On May 7 at 11am, Leonardo Zepeda-Núñez (Google & UW Madison) will give a seminar on « Recent Advances in Probabilistic Scientific Machine Learning » (abstrac below). The seminar will take place in the conference room of SCAI (Jussieu).

Next seminars

This is the first seminar within the « Analyse, Algorithmique, Apprentissage » seminar series, organised jointly by the Inria teams Sierra and Megavolt. The following seminars will be given by :
— Max Fathi (LPSM & LJLL) : June 3, 11am
— Christophe Giraud (Laboratoire de Mathématiques d’Orsay): June 14, 11am
If you are interested in subscribing to the mailing list of this seminar series, you are welcome to send an email to borjan@mit.edu .

The organizers (Francis Bach, Raphaël Berthier, Gérard Biau, Bruno Després, Borjan Geshkovski).

Abstract

The advent of generative AI has turbocharged the development of a myriad of commercial applications, and it has slowly started to permeate to scientific computing. In this talk we discussed how recasting the formulation of old and new problems within a probabilistic approach opens the door to leverage and tailor state-of-the-art generative AI tools. As such, we review recent advancements in Probabilistic SciML – including computational fluid dynamics, inverse problems, and particularly climate sciences, with an emphasis on statistical downscaling.

Statistical downscaling is a crucial tool for analyzing the regional effects of climate change under different climate models: it seeks to transform low-resolution data from a (potentially biased) coarse-grained numerical scheme (which is computationally inexpensive) into high-resolution data consistent with high-fidelity models.

We recast this problem in a two-stage probabilistic framework using unpaired data by combining two transformations: a debiasing step performed by an optimal transport map, followed by an upsampling step achieved through a probabilistic conditional diffusion model. Our approach characterizes conditional distribution without requiring paired data and faithfully recovers relevant physical statistics, even from biased samples.

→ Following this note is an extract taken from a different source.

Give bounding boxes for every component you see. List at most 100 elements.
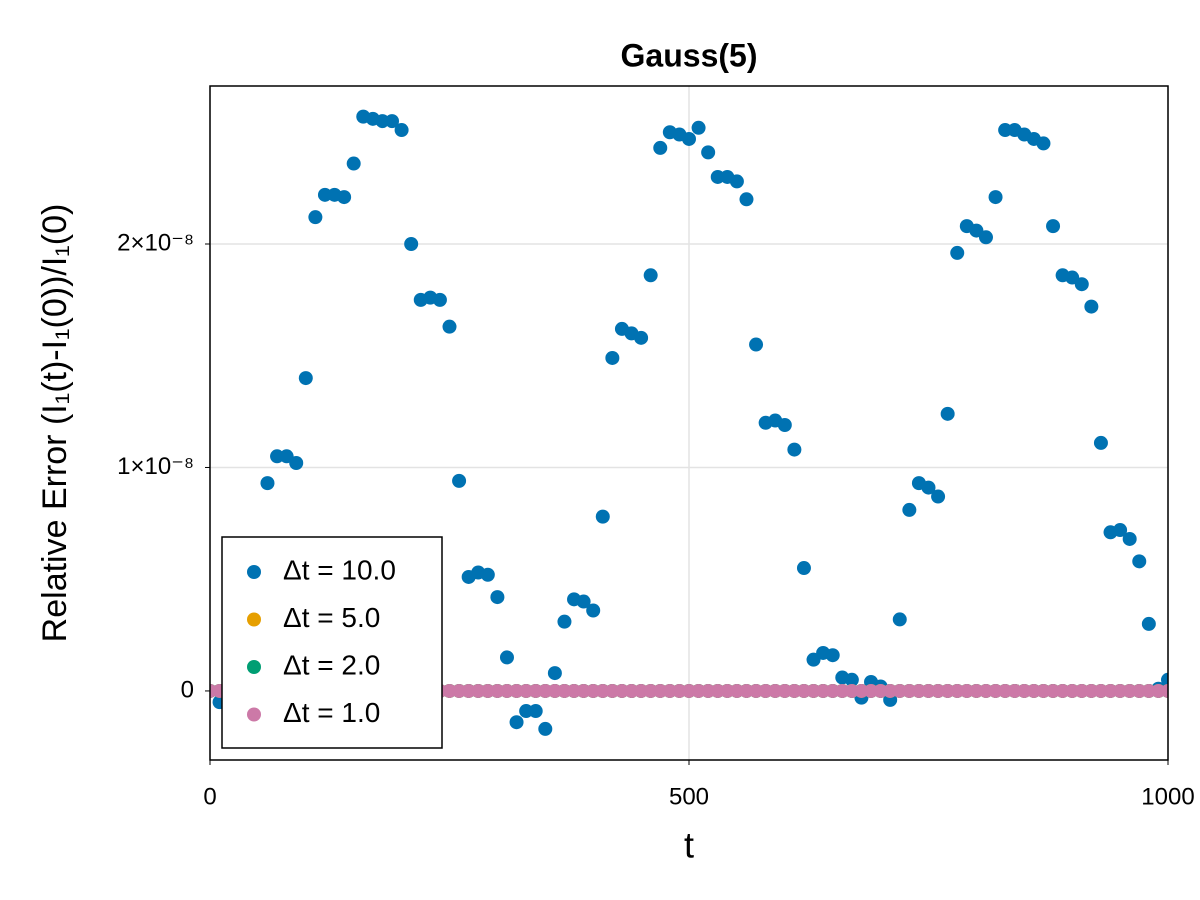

We will show that our method generates statistically correct high-resolution outputs from low-resolution ones, for different chaotic systems, including well known climate models and weather data. We show that the framework is able to upsample resolutions by 8x and 16x while accurately matching the statistics of physical quantities – even when the low-frequency content of the inputs and outputs differs. This is a crucial yet challenging requirement that existing state-of-the-art methods usually struggle with.